Novi couple faces federal charges in fire that killed 5

Mike Martindale
The Detroit News

Detroit — A Novi couple was indicted on additional federal charges Friday for harboring five illegal aliens who died in a fire in a house the husband and wife owned.

The victims — five Mexican national men between the ages of 16 and 23 — were hired to work at the couple’s Kim’s Garden Chinese restaurant. They were allowed to live in the basement of the Novi house on Mystic Forest as part of an employment agreement, owner Roger Tam has told investigators.

Tam, 55, and his wife, Ada Mei Lei, 48, were formally charged in a multicount indictment returned by a federal grand jury in Detroit, U.S. Attorney Barbara McQuade announced in a press release. Each faces five counts of harboring undocumented immigrants for the purpose of commercial advantage and private financial gain and one count of conspiracy to harbor undocumented immigrants for the purpose of commercial advantage and private financial gain.

The offenses — felonies which each carry penalties of up to 10 years in prison and a $250,000 fine — stem from a joint investigation by Novi Police, and Immigration Customs Enforcement, Homeland Security Investigations, Border Patrol and the Oakland County Sheriff’s Office.

“There is a lot more to come out in this case in court,” said attorney Raymond Cassar, who represents Tam. “They (men) approached Mr. Tam for work and he treated them all like family. He really cared about them and is heartbroken by what happened. He is currently setting up a trust fund for their families — not for sympathy for him but because he cared about them.

“We are still seeking discovery, including autopsies, but believe there is still much to be learned about the circumstances surrounding this tragic fire.”

On Feb. 12, Tam was arraigned in federal court on one count of conspiring to conceal, harbor and shield those who came to the United States unlawfully.

The victims, all of whom died of soot and smoke inhalation, were identified as Pablo Alvaro Encino and Miguel Nunez Diaz, both 23; Leonel Alvarado Rodriguez and Simeon Diaz Nunez, both 18, and Brayan Alexis Medina Contreras, 16. The fire is believed to have been started by a careless smoker.

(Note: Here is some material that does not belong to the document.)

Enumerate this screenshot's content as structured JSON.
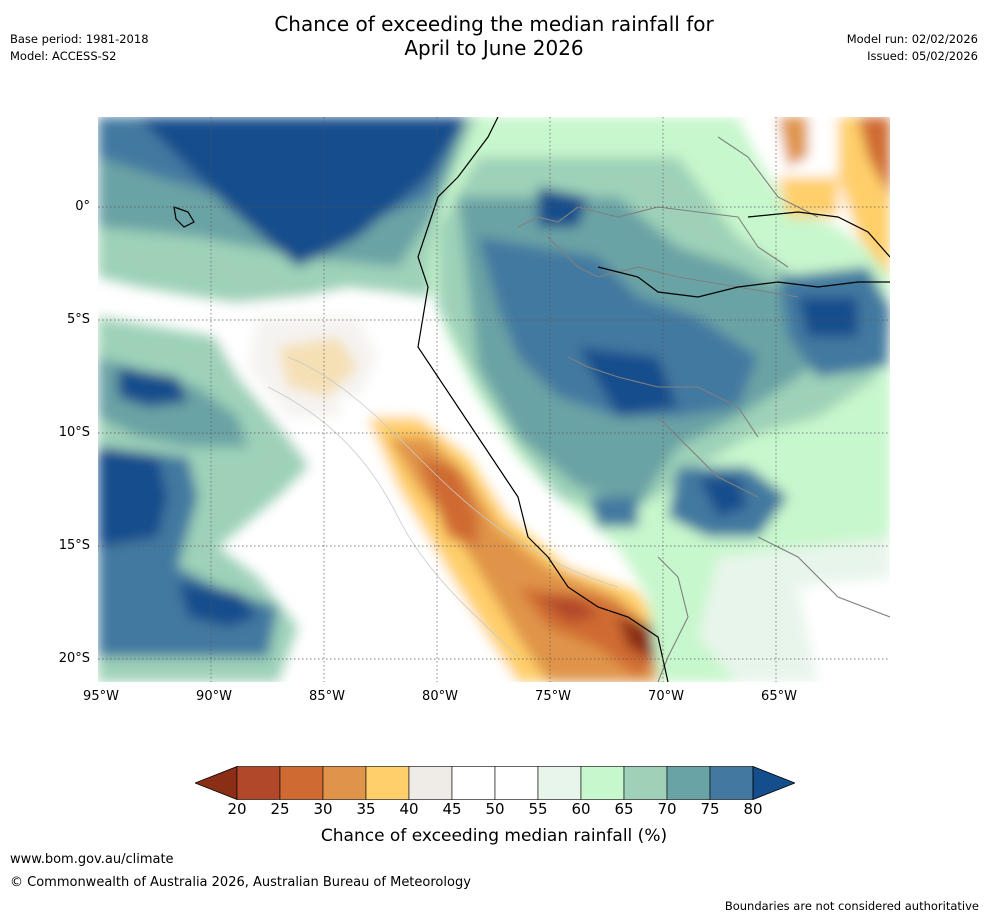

Department of Homeland Security databases revealed that all five were in the United States illegally and had entered the country in the past six months.

Tam is believed to have hired the five men to work at his Kim’s Garden restaurant on 26150 Novi Road. The men were also driven to and from the restaurant to Tam’s house, as a condition of their employment, investigators said. Tam told a Novi detective at the fire scene that the deceased individuals were employees at Kim’s Garden whom he paid in cash — $2,000 a month each — and fed them meals at the restaurant where they worked from 10 a.m. to 10 p.m.

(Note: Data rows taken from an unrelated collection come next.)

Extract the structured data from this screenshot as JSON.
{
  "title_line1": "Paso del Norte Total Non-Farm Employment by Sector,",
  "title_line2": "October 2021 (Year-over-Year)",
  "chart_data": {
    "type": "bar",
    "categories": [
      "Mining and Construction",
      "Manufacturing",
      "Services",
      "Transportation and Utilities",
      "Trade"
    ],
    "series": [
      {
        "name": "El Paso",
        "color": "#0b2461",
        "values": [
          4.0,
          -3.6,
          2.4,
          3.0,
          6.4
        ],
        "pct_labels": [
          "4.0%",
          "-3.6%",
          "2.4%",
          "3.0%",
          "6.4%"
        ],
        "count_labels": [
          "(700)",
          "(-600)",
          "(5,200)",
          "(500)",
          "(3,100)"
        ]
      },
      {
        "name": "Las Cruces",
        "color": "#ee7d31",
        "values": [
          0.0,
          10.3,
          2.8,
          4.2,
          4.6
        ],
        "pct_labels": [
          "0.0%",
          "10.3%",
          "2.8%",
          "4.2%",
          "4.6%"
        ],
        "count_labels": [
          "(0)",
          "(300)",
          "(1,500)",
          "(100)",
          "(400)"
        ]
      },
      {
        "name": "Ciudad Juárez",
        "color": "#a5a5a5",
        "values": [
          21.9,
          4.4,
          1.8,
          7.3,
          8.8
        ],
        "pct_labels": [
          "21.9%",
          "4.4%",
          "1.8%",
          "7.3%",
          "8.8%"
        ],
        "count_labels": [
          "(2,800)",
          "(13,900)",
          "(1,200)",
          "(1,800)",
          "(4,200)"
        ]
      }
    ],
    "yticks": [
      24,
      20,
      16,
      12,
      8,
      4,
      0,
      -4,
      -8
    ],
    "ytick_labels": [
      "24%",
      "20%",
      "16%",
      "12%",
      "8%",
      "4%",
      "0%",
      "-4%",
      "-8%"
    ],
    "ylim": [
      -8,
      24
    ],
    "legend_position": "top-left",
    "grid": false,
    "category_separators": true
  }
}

Tam, who immigrated here from China in 1989, also allowed them to live in the home’s basement, where a smoke detector had allegedly been disabled by Lei because the device kept going off. Tam and Lei lived at another residence they own in Novi.

“The indictment is no surprise and we have been expecting it,” said attorney Art Weiss, who represents Lei.

Weiss said he vigorously denies and will challenge that Lei ever disabled a smoke detector.

“This is a tragic situation and very unfortunate,” he said.

In a news conference earlier this month, McQuade said because deaths resulted from the illegal conduct, the couple, if ultimately convicted, could potentially face enhancement penalties of up to life in prison.

Cassar believes facts will provide a much different view of responsibility.

“We don’t know who disabled the smoke detector or why,” he said. “I know my client treated these men as family — he took them to the Cheesecake Factory on Christmas Eve to celebrate.

“This is one immigrant trying to help out other immigrants. We can close our eyes but there are thousands and thousands of undocumented workers in this country.”

Cassar suspects the actions of one or more of the men may have accidentally led to their death in the basement.

“I have been in the basement and there were empty beer bottles all over the place — I don’t know who consumed the beer but we’re eager to get autopsy (toxicology) results on the men,” Cassar said. “We know they had been instructed not to smoke in the basement and neighbors had frequently seen them smoking outside and in the garage.”

Tam and Lei are free on bond pending a 1 p.m. March 4 preliminary examination on the charges before U.S. District Judge Marianne O. Battani, their attorneys said.